Dans un marché de l’emploi soi-disant en tension, où les entreprises se plaignent de ne pas trouver les talents dont elles ont besoin, les cadres racontent un tout autre son de cloche. Loin des discours sur la pénurie de candidats, ils dénoncent des processus de recrutement de plus en plus longs, complexes et éprouvants. Une course d’obstacles épuisante et démotivante, qui les laisse sur le carreau, le moral en berne.
Le parcours du combattant des entretiens à n’en plus finir
Premier constat accablant : la multiplication des entretiens pour un même poste. D’après une récente étude de l’Apec, la durée moyenne des processus de recrutement est passée de 9 semaines en 2020 à 12 semaines en 2023. Les cadres enchaînent les rendez-vous, parfois jusqu’à 9 ou 10, avant une potentielle embauche.
J’ai dû passer neuf entretiens, c’était interminable. À chaque fois, on me donnait une nouvelle étape, un nouveau test ou un nouvel interlocuteur. J’avais l’impression de ne jamais en voir le bout.
Clémence, 29 ans, cadre à Paris
Entretiens RH pour jauger la personnalité, entretiens techniques pour vérifier les compétences, entretiens avec la hiérarchie pour tester la motivation… Les candidats doivent se rendre disponibles encore et encore, jongler avec leur emploi du temps déjà chargé, sans aucune garantie à la clé.
Des tests et des épreuves XXL
Comme si la valse des entretiens ne suffisait pas, les recruteurs y ajoutent des batteries de tests et de mises en situation souvent démesurées. QCM de personnalité, questionnaires techniques, études de cas sur plusieurs jours… Les cadres croulent sous les épreuves chronophages et énergivores.

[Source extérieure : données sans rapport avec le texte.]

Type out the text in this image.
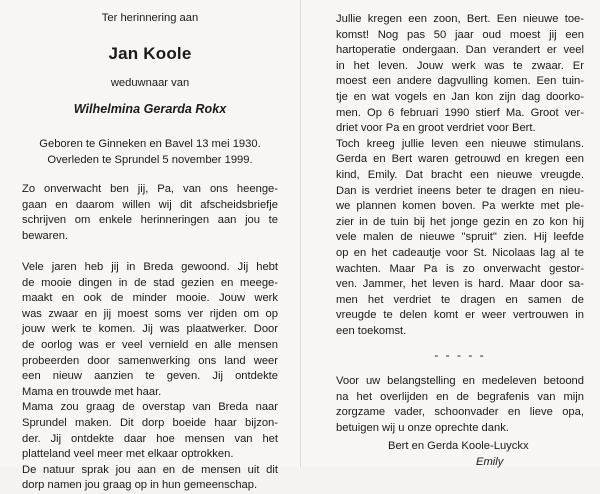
Ter herinnering aan
Jan Koole
weduwnaar van
Wilhelmina Gerarda Rokx
Geboren te Ginneken en Bavel 13 mei 1930.
Overleden te Sprundel 5 november 1999.
Zo onverwacht ben jij, Pa, van ons heenge-
gaan en daarom willen wij dit afscheidsbriefje
schrijven om enkele herinneringen aan jou te
bewaren.
Vele jaren heb jij in Breda gewoond. Jij hebt
de mooie dingen in de stad gezien en meege-
maakt en ook de minder mooie. Jouw werk
was zwaar en jij moest soms ver rijden om op
jouw werk te komen. Jij was plaatwerker. Door
de oorlog was er veel vernield en alle mensen
probeerden door samenwerking ons land weer
een nieuw aanzien te geven. Jij ontdekte
Mama en trouwde met haar.
Mama zou graag de overstap van Breda naar
Sprundel maken. Dit dorp boeide haar bijzon-
der. Jij ontdekte daar hoe mensen van het
platteland veel meer met elkaar optrokken.
De natuur sprak jou aan en de mensen uit dit
dorp namen jou graag op in hun gemeenschap.
Jullie kregen een zoon, Bert. Een nieuwe toe-
komst! Nog pas 50 jaar oud moest jij een
hartoperatie ondergaan. Dan verandert er veel
in het leven. Jouw werk was te zwaar. Er
moest een andere dagvulling komen. Een tuin-
tje en wat vogels en Jan kon zijn dag doorko-
men. Op 6 februari 1990 stierf Ma. Groot ver-
driet voor Pa en groot verdriet voor Bert.
Toch kreeg jullie leven een nieuwe stimulans.
Gerda en Bert waren getrouwd en kregen een
kind, Emily. Dat bracht een nieuwe vreugde.
Dan is verdriet ineens beter te dragen en nieu-
we plannen komen boven. Pa werkte met ple-
zier in de tuin bij het jonge gezin en zo kon hij
vele malen de nieuwe "spruit" zien. Hij leefde
op en het cadeautje voor St. Nicolaas lag al te
wachten. Maar Pa is zo onverwacht gestor-
ven. Jammer, het leven is hard. Maar door sa-
men het verdriet te dragen en samen de
vreugde te delen komt er weer vertrouwen in
een toekomst.
- - - - -
Voor uw belangstelling en medeleven betoond
na het overlijden en de begrafenis van mijn
zorgzame vader, schoonvader en lieve opa,
betuigen wij u onze oprechte dank.
Bert en Gerda Koole-Luyckx
Emily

Après déjà trois entretiens, on m’a donné un dossier de 300 pages à analyser en 5 jours. Impossible à caser dans mon emploi du temps. J’ai dû poser des congés pour réussir à tout faire.
Claire, 27 ans, en recherche dans la finance
Des tests souvent déconnectés de la réalité du poste et peu révélateurs des aptitudes réelles. Mais les candidats n’ont pas le choix. Dans un marché présumé favorable aux entreprises, impossible de dire non sous peine d’être éliminé.
Le grand flou du processus de recrutement
Autre grief des cadres : le manque de transparence et d’information sur le déroulé des recrutements. Combien d’étapes ? Quels délais ? Quels interlocuteurs ? Souvent, les candidats naviguent à vue, sans feuille de route ni calendrier précis.
C’est opaque et épuisant. On ne sait jamais où on va, combien de temps ça va prendre. Et impossible d’obtenir des réponses claires des recruteurs, ils sont aux abonnés absents.
Julien, 32 ans, ingénieur
Un manque de considération et de communication de la part des services RH qui irrite les candidats. Sollicités en permanence mais peu informés en retour, certains finissent par jeter l’éponge, découragés par tant d’opacité.
Quand chercher un emploi devient un job à plein temps
Pris dans cet engrenage infernal, certains cadres n’ont d’autre choix que de démissionner pour pouvoir mener leurs recherches correctement. C’est le cas de Claire qui, débordée par son job actuel, a fini par quitter son entreprise pour se consacrer à sa quête d’un nouveau poste.
Chercher un emploi, c’est devenu un boulot à temps complet. Avec tous ces rendez-vous et ces tests, impossible de suivre en parallèle d’un vrai job. J’ai dû lâcher mon CDI pour enfin réussir à décrocher des entretiens.
Claire
Un sacrifice lourd de conséquences, surtout dans un contexte économique déjà compliqué. Mais face à des processus de recrutement exigeants et chronophages, difficile de faire autrement pour rester dans la course.
Repenser les processus de recrutement, une urgence pour les entreprises
Alors que le marché de l’emploi des cadres est supposé être en leur faveur, leur expérience réelle est tout autre. Confrontés à des processus de recrutement à rallonge et éprouvants, beaucoup s’épuisent et finissent par renoncer, écœurés.
Un constat qui doit alerter les entreprises et les pousser à revoir leurs pratiques d’embauche. Raccourcir et fluidifier les processus, mieux communiquer, davantage considérer les candidats… Autant de pistes pour (r)attirer les talents, au-delà des grands discours sur les difficultés de recrutement.
Car à trop en demander aux candidats, les entreprises prennent le risque de les voir fuir, au profit d’employeurs aux méthodes plus respectueuses et efficaces. Un enjeu crucial dans un monde du travail en pleine mutation, où attirer et fidéliser devient plus stratégique que jamais.